Se Machado Santos centrou a acção da Carbonária preferencialmente no plano militar, António Maria da Silva e Luz Almeida trabalharam intensamente as regiões do interior de Portugal, agindo sistematicamente junto dos estratos mais baixos da sociedade civil. No interior do Partido Republicano, nem todos apreciavam por igual a latitude e intenção do movimento carbonário. Se António José de Almeida o apreciava, vindo a ser o elo de ligação entre o Directório do Partido Republicano e a Carbonária, João Chagas não lhe dava qualquer cobertura e procurou mesmo dissuadi-lo. O seu receio é que, chegada a hora, viessem a fazer-se revoluções paralelas sem coordenação. O ensaio geral do carbonarismo em luta verificou-se no decurso da tentativa revolucionária de 28 de Janeiro de 1908. Tal tentativa malogrou-se, devido a notórias deficiências de planeamento, embora o movimento congregasse sectores muito diversificados, que iam do republicanismo ao anarquismo e deste á Dissidência Progressista de José de Alpoim, estando ainda representados alguns militantes isolados do socialismo.

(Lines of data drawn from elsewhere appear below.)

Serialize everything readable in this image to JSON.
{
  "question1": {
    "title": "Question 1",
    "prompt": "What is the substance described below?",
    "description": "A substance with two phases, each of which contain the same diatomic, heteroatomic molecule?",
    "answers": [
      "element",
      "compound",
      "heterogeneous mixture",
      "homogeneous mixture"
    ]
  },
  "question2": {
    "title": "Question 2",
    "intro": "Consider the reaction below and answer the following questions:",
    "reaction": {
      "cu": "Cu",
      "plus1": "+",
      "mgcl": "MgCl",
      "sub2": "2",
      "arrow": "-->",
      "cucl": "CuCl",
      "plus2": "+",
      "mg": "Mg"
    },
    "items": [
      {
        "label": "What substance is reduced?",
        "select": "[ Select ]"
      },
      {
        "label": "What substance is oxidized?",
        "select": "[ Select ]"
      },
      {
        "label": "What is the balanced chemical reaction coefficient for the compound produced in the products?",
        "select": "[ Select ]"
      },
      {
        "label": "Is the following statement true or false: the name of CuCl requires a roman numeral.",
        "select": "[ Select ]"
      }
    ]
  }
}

É muito provável que fique para sempre no limbo do virtual o apuramento do número global dos carbonários, quando a organização atingiu o máximo da sua capacidade de aliciação. O que se sabe é que a Carbonária Portuguesa foi a mais impaciente quando se tratou de marcar a data da eclosão revolucionária e conformou-se dificilmente com os sucessivos adiamentos das alturas inicialmente previstas para o efeito. E é também sabido que foram os civis e militares carbonários os elementos mais activos e decididos na difícil e indecisa marcha da revolução de 5 de Outubro de 1910.